De pronto me descubrí dudando de la head hunter; empecé a pensar que sus intenciones eran las de desplazarme de los escasos placeres de los que aún podía disfrutar, e incluso pensé que algún amigo me había jugado una broma: llámale y dile que estás buscando a un probador de pimientos, es muy buen probador de pimientos, se crió, de hecho, probando pimientos en una finca de Galicia... Tuve la tentación de buscar el teléfono de la head hunter, deshacer la cita telefónica y explicarle, sin escucharla siquiera, que todo se debía a un enorme disparate al que la había inducido algún amigo maldito que le había hablado de habilidades de las que yo siempre carecí: no podría sustituir a Butragueño en el Celaya, ni puedo probar los pimientos, ni tengo vocación de cambiar de trabajo... Y además jamás sería boxeador en Las Vegas.

La zozobra positiva venció a la zozobra negativa con respecto a las intenciones de la head hunter y seguí alimentando con fruición el deseo de que pasaran las tres horas que mediaban entre la primera y la segunda llamada de la cazadora de talentos. Mientras tanto, cumplí el pacto de silencio y no dije a ninguna de las personas que me acompañaron durante aquella larguísima incertidumbre el motivo de mi nerviosismo tan poco satisfecho: éstos no saben -pensaba yo- que me acaba de llamar una head hunter, que lo que ahora estamos dilucidando puede convertirse en historia en el minuto siguiente y que en este instante se está cumpliendo aquel famoso poema de Rudyard Kipling: los sesenta segundos que pueden cambiar tu vida.

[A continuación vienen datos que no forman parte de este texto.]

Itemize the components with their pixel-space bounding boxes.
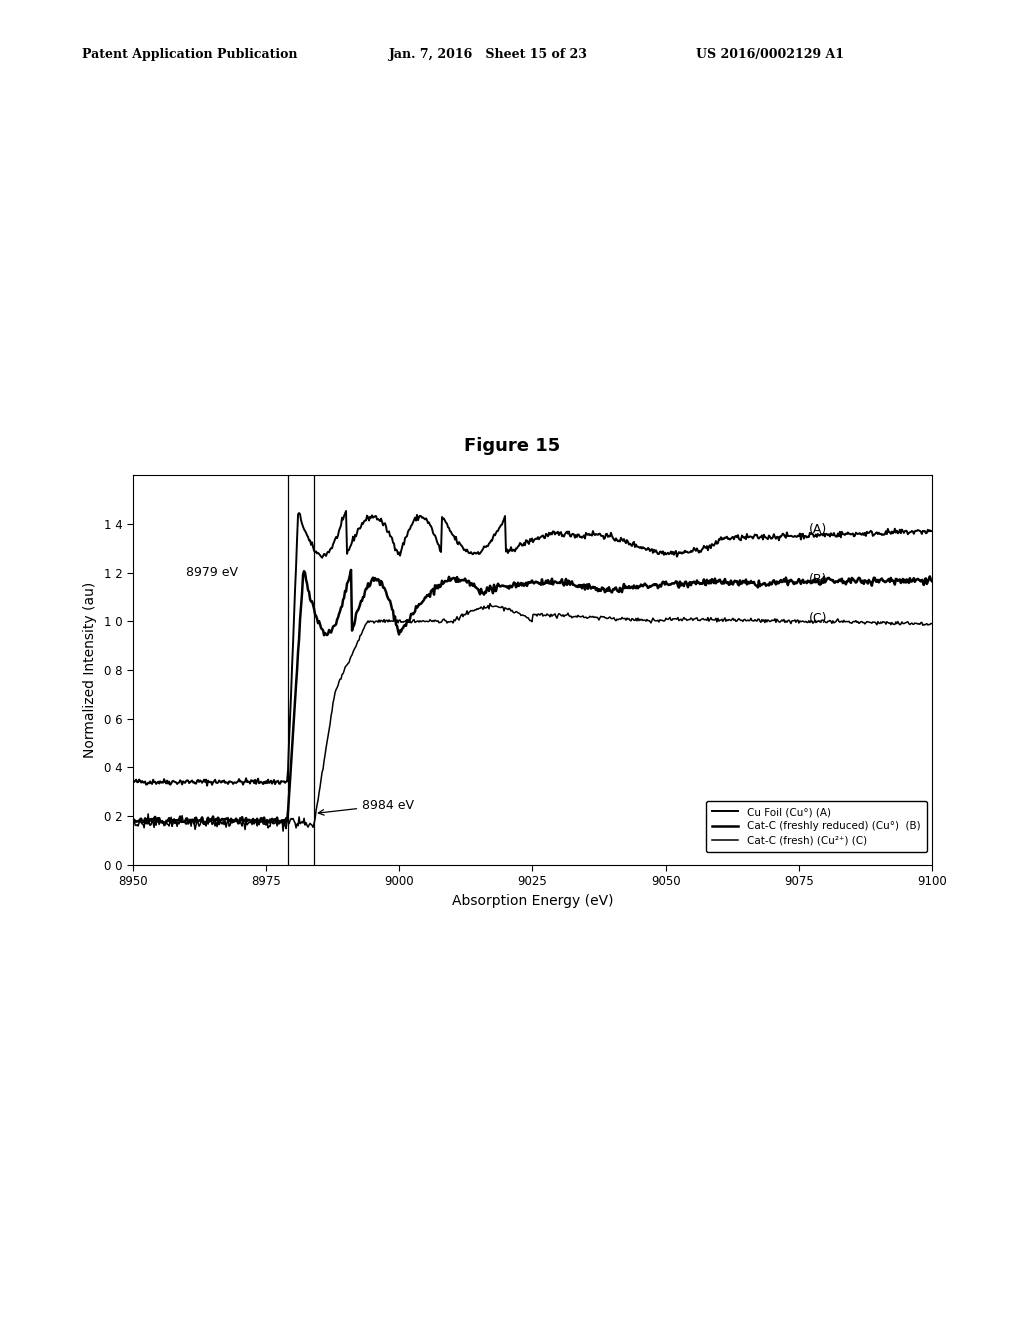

No aguanté más. Yo necesitaba saber qué quería de mí la head hunter, si pretendía mi talento para el fútbol, mis habilidades para el boxeo, mi nunca descartada habilidad para probar pimientos o si, al contrario, pretendía que siguiera haciendo lo que hago en la vida, pero en otro sitio. Decidí salir de dudas, busqué entre mis papeles su número, marqué y salió ella al otro lado, con su voz color castaño, sus uñas claras, sus ojos al viento, y cuando ya se serenaron la llamada y los saludos y la vi más clara, como se ve a una cazadora de talentos, me identifiqué y ella me dijo:

-¡Ah, eres tú, Juan!

-Sí, soy yo. ¿Qué querías de mí?

-Antes que nada me gustaría saber tu edad. Respondí lacónico, como si el universo se convirtiera en dos dígitos y el tiempo fuera de pronto un espejo vagando en el mar:

-Cuarenta y nueve, 49 años. Ella me escuchó paciente, abrumada, ya entonces creyendo que yo había sido innecesario; esto sentí yo antes de que me dijera desde detrás de la enorme distancia a la que enseguida iba a arrojar mi vida la voz de la head hunter:

-¡Huy, que lástima! !Buscaba a alguien de 35

-¿Es todo? -le pregunté a mi amigo, levantando su frente de mi hombro.

-¿Todo? Sí, todo; supongo que ya no me llamará nunca más.